L’Inde a longtemps souffert d’une gestion centralisée (au niveau de la fédération comme au niveau des différents États) et d’une tradition protectionniste qui remonte aux premières années de l’indépendance. Jawaharlal Nehru, qui a lancé le premier plan quinquennal en 1951, a en effet été l’instigateur d’une économie très protégée, étatisée et centralisée. Sous son impulsion, l’État s’est peu à peu arrogé le contrôle des secteurs clés de l’économie, tout en exerçant un droit de regard sur le secteur privé. Des mesures protectionnistes — tarifs douaniers, diverses barrières à l’importation — ont été prises pour protéger les industries nationales. Ce système a permis à l’Inde de développer ses industries, de préserver son marché intérieur en atteignant l’autosuffisance alimentaire, et de devenir un des grands exportateurs mondiaux de céréales. À partir de 1991, sous la direction de Narasimha Rao, l’Inde prend le tournant de la libéralisation économique, avec la diminution des barrières douanières et l’ouverture aux investissements étrangers. Les dépenses publiques, l’inflation, le remboursement des dettes et le déficit de la balance des paiements diminuent. À partir de 1991, la majorité des États de l’Union ouvrent leurs portes aux investisseurs étrangers, tout en limitant les contrôles exercés sur le secteur privé et en autorisant la privatisation de certaines entreprises publiques. L’investissement ne bénéficie cependant pas à tous les États de l’Union dans la même mesure ; cinq États principaux (Andhra Pradesh, Gujarat, Karnataka, Maharashtra et Tamil Nadu) apparaissent largement privilégiés (en recevant les deux tiers de l’investissement privé), au détriment de sept États défavorisés (Assam, Bihar, Madhya Pradesh, Orissa, Rajasthan, Uttar Pradesh et Bengale-Occidental.

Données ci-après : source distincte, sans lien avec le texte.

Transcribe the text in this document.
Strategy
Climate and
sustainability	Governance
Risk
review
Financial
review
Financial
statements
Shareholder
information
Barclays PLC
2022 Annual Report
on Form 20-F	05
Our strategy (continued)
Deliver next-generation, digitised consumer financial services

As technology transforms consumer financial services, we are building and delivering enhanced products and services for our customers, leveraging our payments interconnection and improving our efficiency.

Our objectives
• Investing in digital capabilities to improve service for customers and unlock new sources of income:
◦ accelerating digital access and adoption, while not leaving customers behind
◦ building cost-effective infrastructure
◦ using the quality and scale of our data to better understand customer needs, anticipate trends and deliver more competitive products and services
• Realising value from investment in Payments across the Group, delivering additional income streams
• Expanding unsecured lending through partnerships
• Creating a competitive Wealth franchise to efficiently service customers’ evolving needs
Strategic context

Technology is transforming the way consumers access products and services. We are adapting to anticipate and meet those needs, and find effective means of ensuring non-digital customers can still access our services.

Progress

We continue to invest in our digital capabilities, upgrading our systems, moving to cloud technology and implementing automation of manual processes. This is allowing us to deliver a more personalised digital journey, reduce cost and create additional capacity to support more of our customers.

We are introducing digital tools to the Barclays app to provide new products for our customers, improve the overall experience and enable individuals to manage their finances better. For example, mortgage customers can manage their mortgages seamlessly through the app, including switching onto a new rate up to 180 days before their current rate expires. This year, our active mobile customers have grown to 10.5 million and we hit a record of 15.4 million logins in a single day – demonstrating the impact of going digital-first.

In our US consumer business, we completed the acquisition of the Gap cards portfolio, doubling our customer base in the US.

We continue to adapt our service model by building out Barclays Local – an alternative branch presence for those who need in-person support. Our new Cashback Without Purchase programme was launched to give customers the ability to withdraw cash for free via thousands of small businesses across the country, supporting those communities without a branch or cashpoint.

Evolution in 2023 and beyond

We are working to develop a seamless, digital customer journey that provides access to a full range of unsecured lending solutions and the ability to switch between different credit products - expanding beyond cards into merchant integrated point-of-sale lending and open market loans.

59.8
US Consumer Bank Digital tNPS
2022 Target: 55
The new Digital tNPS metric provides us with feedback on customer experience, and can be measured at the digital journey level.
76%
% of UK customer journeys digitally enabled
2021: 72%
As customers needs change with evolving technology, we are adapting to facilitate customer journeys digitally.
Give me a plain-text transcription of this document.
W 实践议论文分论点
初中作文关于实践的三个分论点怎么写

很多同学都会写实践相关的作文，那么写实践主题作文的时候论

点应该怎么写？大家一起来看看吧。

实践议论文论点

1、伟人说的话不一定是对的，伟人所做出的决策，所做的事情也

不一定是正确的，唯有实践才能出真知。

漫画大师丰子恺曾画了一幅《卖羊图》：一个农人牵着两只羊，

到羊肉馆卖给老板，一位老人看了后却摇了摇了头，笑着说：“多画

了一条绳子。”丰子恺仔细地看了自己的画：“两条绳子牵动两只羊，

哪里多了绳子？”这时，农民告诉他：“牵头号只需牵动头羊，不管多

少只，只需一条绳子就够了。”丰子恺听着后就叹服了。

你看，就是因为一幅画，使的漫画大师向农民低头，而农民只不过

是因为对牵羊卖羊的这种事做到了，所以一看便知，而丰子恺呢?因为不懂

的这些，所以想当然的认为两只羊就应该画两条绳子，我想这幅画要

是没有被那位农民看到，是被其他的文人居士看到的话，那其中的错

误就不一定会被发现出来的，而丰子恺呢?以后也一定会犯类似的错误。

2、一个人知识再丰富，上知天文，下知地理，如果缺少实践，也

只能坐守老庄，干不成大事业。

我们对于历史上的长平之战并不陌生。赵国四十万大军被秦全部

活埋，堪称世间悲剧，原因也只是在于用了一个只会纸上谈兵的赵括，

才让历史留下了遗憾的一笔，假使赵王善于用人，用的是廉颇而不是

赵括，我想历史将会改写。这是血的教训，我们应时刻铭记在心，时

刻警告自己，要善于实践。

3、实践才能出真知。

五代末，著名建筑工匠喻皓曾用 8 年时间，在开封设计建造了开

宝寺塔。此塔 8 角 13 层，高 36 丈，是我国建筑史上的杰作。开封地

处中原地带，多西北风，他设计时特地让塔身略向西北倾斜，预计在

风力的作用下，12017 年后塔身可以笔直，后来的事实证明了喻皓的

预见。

Dans les années 2000, l’Inde figure parmi les dix grands marchés internationaux émergents, et comme une véritable puissance mondiale : en 2006, son produit intérieur brut (PIB) de l’Inde atteignait 912 milliards de dollars, soit l’un des premiers au monde. Le taux de croissance, qui dépassait à peine 3 % par an entre 1970 et 1980, a plus que triplé en quinze ans avant d’atteindre 9,2 % en 2006. Le pays parvient en outre à maintenir à un faible niveau son endettement et à maîtriser son taux d’inflation. Le décollage de l’économie indienne est principalement imputable aux activités de services et au développement des hautes technologies ; sa croissance est cependant de plus en plus portée par l’essor remarquable des secteurs manufacturiers et de la construction. En créant des emplois, cette tendance peut permettre à l’Inde, l’un des pays les plus pauvres au monde en dépit d’une croissance économique parmi les plus élevées du monde, de sortir de cette situation paradoxale.
L’agriculture est une activité primordiale pour l’économie de l’Inde, car si celle-ci est devenue une grande puissance industrielle, elle est encore un pays rural. En 2006, le secteur primaire employait 66,7 % des actifs et représentait 18 % du PIB — ce chiffre connaît une baisse rapide puisqu’il était de 28 % en 1995 et de 23 % en 2000. Dans les années 1970, sous le régime d’Indira Gandhi, le pays s’est lancé dans une « révolution verte » destinée à améliorer les rendements agricoles et à réduire les risques de famines. Les nets progrès réalisés dans ce domaine (la balance agricole est désormais excédentaire) ne se sont pas pour autant accompagnés d’une remise en cause du système de la propriété terrienne (deux tiers de métayers et 20 % de petits propriétaires). La plupart des exploitations sont de très petite taille, et plus d’un tiers sont trop réduites pour répondre aux besoins des familles qui les exploitent, issues généralement des castes inférieures. Le développement de l’agriculture et de la productivité agricole passe par des efforts de modernisation et d’irrigation.